Smoking status and depressive symptoms: which way does the arrow point?
Conference
Regional Statistics Conference 2026
Format: CPS Abstract - Malta 2026
Keywords: bayesian modeling, dynamic multivariate time series, panel data
Session: CPS 17 Epidemiology
Friday 5 June 11 a.m. - noon (Europe/Malta)
Abstract
Adolescence is a developmental period in which both smoking initiation and depressive symptoms commonly emerge. To clarify their temporal ordering and potential causal relationship, we examined their co-evolution using data from the National Longitudinal Survey of Youth 1997(NLSY97). We assessed both the short-term association between smoking and mental health during adolescence and their long-term impact on depressive symptoms in adulthood.
A dynamic multivariate panel model (DMPM), estimated separately for males (n=4,540) and females (n=4,331), was fitted to biennial assessments collected over a 10-year span. At the first assessment, respondents aged 16–18 years reported whether they had ever smoked and whether they had smoked in the past year. Depressive symptoms were measured using the Mental Health Inventory (MHI), for which higher scores indicate better mental health (i.e., fewer depressive symptoms).

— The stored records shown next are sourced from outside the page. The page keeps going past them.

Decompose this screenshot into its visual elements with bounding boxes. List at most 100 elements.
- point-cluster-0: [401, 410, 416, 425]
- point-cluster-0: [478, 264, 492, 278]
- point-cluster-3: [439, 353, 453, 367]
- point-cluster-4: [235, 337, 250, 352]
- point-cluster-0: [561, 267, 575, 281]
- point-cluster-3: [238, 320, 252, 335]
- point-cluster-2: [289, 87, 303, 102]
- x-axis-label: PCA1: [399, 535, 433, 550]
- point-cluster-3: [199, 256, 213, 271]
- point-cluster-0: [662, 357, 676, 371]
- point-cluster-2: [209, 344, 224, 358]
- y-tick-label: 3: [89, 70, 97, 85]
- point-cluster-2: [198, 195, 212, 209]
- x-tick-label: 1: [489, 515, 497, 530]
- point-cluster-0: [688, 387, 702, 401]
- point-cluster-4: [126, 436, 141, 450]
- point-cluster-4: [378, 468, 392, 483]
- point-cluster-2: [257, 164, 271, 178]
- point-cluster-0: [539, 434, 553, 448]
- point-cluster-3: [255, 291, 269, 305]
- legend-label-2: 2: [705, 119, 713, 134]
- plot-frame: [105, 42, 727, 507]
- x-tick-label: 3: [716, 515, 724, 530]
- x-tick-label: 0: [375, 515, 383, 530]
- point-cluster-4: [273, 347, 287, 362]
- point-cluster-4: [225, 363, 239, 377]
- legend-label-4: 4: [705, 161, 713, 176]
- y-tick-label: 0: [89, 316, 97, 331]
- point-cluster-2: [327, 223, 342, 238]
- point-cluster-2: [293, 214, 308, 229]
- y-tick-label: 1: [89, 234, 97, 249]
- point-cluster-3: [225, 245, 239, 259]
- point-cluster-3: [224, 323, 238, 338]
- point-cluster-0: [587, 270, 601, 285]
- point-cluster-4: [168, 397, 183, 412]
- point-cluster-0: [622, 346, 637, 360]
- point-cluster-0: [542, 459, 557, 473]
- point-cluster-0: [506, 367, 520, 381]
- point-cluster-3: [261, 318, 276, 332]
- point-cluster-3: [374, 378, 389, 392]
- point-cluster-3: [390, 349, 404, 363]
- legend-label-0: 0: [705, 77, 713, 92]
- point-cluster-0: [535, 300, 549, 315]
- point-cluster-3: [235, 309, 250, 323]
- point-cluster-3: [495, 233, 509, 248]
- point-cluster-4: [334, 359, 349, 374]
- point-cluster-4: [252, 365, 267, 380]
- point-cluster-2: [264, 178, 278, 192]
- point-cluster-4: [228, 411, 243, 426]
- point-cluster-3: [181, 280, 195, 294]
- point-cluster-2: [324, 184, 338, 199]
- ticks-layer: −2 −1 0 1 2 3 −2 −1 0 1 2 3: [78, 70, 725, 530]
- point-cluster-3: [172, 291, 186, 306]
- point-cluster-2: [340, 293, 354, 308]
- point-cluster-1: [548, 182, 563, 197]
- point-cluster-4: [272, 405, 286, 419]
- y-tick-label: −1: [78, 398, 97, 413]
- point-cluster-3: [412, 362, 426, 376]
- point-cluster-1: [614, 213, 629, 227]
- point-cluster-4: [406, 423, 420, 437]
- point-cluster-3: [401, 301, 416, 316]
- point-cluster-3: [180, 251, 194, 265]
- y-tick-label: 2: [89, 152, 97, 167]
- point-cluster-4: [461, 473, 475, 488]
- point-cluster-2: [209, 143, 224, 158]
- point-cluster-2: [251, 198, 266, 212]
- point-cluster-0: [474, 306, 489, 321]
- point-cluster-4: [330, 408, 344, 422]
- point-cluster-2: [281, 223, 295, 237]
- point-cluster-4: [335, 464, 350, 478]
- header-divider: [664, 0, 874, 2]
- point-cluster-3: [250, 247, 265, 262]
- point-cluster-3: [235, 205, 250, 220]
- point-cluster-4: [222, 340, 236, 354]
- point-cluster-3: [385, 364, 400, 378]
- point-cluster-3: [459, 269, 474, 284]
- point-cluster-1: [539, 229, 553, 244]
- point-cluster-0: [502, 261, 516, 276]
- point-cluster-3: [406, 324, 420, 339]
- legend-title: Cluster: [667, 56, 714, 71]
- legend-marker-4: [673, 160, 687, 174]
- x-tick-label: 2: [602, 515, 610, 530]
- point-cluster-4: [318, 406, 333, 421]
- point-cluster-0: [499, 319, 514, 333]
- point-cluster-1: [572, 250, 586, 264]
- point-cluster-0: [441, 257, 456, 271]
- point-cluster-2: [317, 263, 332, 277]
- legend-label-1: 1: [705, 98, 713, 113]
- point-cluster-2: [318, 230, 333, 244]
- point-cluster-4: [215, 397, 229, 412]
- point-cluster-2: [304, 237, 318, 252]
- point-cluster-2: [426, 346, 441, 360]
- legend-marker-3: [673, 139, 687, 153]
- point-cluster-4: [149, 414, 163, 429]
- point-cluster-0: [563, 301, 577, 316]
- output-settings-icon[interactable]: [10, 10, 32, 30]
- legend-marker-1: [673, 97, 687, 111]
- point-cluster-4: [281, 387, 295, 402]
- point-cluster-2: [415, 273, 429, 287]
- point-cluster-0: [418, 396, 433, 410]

Adolescent trajectories of smoking and mental health were then used to predict depressive symptoms in adulthood, approximately a decade later, as measured by the Center for Epidemiologic Studies Depression Scale (CESD). During adolescence, within-person increases in smoking were associated with short-lived improvements in subsequent MHI scores. In the long-run, adolescents with higher overall smoking levels exhibited greater depressive symptoms in adulthood. Sex differences in the co-evolution of mental health and smoking during adolescence were found.
Because smoking shows stronger short-run persistence among male adolescents, prevention efforts may be particularly beneficial for this group. In contrast, female adolescents were more strongly influenced by the smoking behavior of their peers, suggesting that peer-focused smoking cessation interventions may be especially important among females.